Shell Plc hat im zweiten Quartal Gewinne erzielt, die über den Schätzungen lagen, und gleichzeitig ein weiteres Aktienrückkaufprogramm in Höhe von 3,5 Milliarden Dollar bestätigt.
Neben der konstanten Rückgabe an die Aktionäre konnte Shell auch seine Bilanz weiter stärken und den Nettoverschuldungsgrad im Quartal um über 2 Milliarden Dollar reduzieren, wie das Unternehmen am Donnerstag mitteilte.
Shell ist der letzte der großen europäischen Energieunternehmen, der seine Quartalsergebnisse bekannt gibt. Wie bei seinen Mitbewerbern basieren die Gewinne auf Durchschnittspreisen von etwa 85 Dollar pro Barrel Rohöl im zweiten Quartal.

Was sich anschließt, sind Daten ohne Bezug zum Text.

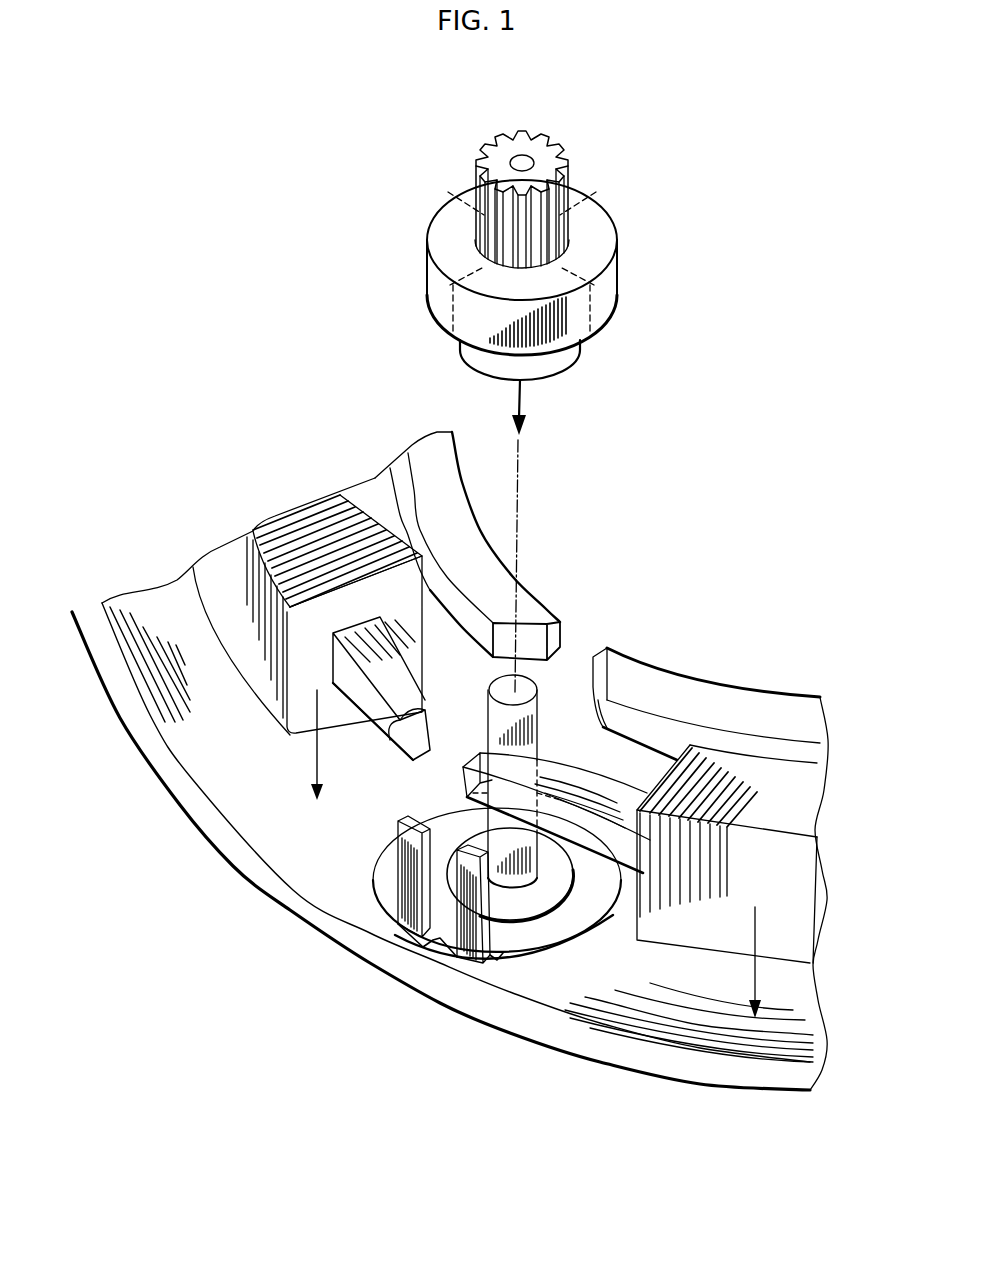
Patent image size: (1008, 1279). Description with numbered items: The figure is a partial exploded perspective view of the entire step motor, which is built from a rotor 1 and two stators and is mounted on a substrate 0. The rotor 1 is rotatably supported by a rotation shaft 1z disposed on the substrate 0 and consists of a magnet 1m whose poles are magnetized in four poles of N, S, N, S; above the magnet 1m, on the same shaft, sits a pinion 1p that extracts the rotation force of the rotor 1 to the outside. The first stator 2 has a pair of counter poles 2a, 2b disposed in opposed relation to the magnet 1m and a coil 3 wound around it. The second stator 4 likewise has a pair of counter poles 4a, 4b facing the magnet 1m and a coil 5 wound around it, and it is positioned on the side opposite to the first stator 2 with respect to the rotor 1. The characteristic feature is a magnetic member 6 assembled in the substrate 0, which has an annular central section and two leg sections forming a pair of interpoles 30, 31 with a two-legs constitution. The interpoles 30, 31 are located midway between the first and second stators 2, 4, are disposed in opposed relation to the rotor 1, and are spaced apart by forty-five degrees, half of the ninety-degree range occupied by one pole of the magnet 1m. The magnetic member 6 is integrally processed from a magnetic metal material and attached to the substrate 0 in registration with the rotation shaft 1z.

The substrate 0 is at (803, 1078).
The rotor 1 is at (557, 383).
The magnet 1m is at (617, 274).
The pinion 1p is at (520, 137).
The rotation shaft 1z is at (542, 717).
The first stator 2 is at (641, 808).
The counter pole 2a is at (627, 670).
The counter pole 2b is at (613, 733).
The coil 3 is at (770, 778).
The second stator 4 is at (481, 546).
The counter pole 4a is at (537, 615).
The counter pole 4b is at (412, 735).
The coil 5 is at (317, 513).
The magnetic member 6 is at (537, 950).
The interpole 30 is at (413, 865).
The interpole 31 is at (453, 935).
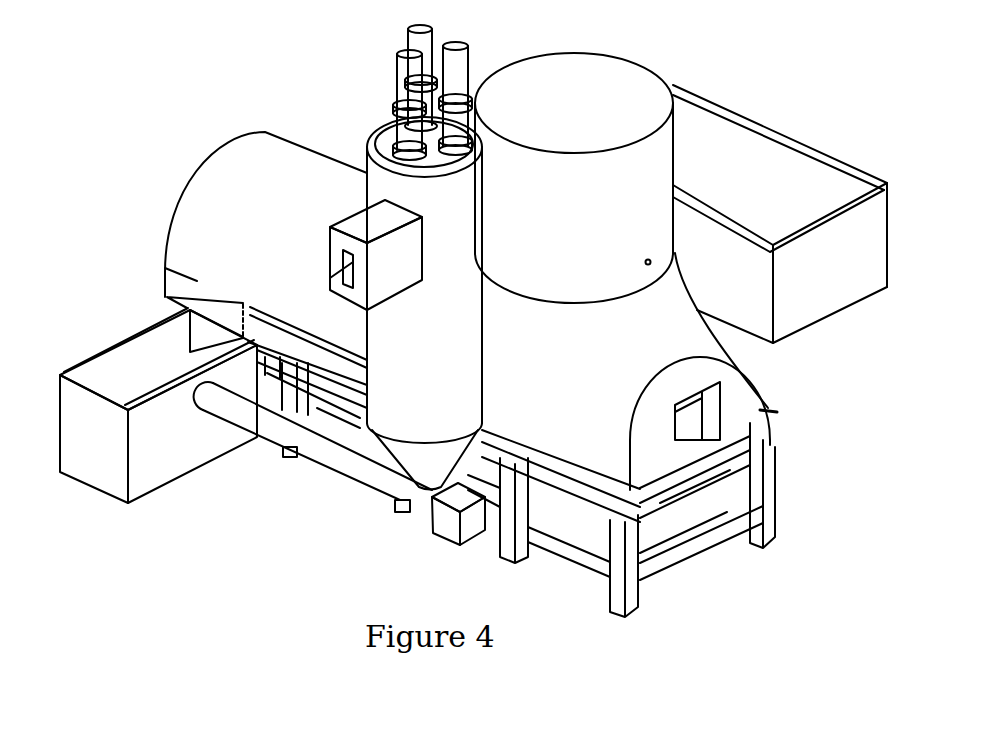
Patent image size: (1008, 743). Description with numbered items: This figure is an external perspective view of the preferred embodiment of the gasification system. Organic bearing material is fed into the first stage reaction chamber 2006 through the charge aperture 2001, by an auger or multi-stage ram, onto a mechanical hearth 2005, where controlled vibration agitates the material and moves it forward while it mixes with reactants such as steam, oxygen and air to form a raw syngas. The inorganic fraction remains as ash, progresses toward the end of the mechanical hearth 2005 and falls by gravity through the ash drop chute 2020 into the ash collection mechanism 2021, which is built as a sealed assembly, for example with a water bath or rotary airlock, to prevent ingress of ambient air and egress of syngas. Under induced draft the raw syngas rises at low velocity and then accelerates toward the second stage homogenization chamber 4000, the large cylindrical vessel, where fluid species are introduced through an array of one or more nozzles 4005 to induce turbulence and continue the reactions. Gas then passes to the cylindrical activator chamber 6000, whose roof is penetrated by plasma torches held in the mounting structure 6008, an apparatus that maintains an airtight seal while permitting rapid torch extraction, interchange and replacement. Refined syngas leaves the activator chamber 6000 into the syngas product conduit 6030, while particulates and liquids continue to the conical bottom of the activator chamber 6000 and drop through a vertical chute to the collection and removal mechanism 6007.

Diese starken Erträge im Upstream-Geschäft halfen, Schwächen in anderen Bereichen, insbesondere in der Raffinerie und im Handel mit Erdgas, auszugleichen.
Die Ergebnisse verdeutlichen die zentrale Rolle des Kerngeschäfts mit Öl für die Unternehmen, trotz der Bemühungen der letzten Jahre, Strategien zur Diversifizierung und Dekarbonisierung zu entwickeln.

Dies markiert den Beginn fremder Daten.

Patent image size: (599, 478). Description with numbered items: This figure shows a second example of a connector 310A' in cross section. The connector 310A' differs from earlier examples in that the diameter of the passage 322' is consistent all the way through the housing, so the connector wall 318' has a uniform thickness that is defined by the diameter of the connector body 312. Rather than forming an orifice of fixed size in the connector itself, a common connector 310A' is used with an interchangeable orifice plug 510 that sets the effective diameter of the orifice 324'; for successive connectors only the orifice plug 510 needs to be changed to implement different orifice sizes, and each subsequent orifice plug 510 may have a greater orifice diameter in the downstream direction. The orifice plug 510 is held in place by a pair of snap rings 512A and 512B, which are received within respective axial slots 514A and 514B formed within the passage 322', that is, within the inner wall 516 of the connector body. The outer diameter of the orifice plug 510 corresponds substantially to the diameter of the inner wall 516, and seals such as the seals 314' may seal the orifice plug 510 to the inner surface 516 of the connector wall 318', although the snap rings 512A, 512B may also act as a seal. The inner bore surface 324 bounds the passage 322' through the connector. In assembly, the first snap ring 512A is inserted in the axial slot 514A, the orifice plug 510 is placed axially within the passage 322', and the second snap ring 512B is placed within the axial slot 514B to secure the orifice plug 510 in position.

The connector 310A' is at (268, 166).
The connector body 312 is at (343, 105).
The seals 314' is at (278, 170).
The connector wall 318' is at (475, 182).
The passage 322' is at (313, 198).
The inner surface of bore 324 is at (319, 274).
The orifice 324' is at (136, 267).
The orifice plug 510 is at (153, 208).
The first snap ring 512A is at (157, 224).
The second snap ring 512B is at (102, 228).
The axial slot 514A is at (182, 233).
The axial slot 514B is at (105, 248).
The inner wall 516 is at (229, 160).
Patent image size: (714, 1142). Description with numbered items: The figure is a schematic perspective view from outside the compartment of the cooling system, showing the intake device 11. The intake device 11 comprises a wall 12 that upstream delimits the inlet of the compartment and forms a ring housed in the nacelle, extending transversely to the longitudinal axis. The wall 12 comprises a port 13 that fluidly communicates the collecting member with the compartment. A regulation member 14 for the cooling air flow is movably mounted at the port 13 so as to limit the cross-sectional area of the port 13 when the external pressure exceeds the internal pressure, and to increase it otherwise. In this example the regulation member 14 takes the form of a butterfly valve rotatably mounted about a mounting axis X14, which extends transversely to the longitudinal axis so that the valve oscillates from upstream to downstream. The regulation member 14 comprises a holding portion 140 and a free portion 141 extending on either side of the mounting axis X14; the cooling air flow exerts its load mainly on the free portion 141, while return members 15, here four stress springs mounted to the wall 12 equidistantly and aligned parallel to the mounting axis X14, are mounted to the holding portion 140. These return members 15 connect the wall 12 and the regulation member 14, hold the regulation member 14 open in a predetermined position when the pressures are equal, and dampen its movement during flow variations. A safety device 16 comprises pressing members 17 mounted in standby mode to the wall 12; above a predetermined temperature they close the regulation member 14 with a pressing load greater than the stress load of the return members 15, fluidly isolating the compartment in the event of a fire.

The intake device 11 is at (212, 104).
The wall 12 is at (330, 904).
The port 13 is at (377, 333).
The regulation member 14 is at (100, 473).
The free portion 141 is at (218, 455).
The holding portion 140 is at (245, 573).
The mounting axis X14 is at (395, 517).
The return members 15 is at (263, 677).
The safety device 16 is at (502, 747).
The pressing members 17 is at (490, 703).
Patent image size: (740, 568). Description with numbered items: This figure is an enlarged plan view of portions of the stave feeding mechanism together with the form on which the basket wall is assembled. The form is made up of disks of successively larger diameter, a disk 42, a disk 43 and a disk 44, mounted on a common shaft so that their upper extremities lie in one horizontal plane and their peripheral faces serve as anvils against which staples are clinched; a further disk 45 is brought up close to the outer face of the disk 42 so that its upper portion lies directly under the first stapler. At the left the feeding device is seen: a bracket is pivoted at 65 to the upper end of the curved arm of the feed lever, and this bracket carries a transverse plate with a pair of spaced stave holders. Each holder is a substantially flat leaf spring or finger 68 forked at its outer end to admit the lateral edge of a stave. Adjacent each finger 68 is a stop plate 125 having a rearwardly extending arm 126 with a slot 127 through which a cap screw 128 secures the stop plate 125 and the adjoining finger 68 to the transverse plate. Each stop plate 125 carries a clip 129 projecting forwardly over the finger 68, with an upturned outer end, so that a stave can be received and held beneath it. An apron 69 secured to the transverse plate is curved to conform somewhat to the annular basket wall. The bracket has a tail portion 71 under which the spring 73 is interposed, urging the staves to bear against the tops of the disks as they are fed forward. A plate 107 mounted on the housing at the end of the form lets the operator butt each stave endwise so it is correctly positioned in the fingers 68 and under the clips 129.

„Shell hat ein weiteres starkes Quartal in Bezug auf operative und finanzielle Ergebnisse abgeliefert“, sagte CEO Wael Sawan.
Das bereinigte Nettoergebnis für den Zeitraum betrug 6,29 Milliarden Dollar, ein Anstieg gegenüber 5,07 Milliarden Dollar im Vorjahr und über den durchschnittlichen Analystenschätzungen von 5,98 Milliarden Dollar. Der Cashflow aus operativen Tätigkeiten lag bei 13,51 Milliarden Dollar im Quartal, höher als erwartet und der höchste Wert seit einem Jahr.
Insgesamt fielen die bereinigten Gewinne der integrierten Gasabteilung von Shell um 27 % im Vergleich zum Vorquartal, während das Upstream-Geschäft um 21 % zulegte. Die Bereiche Chemikalien und Produkte sanken um etwa ein Drittel.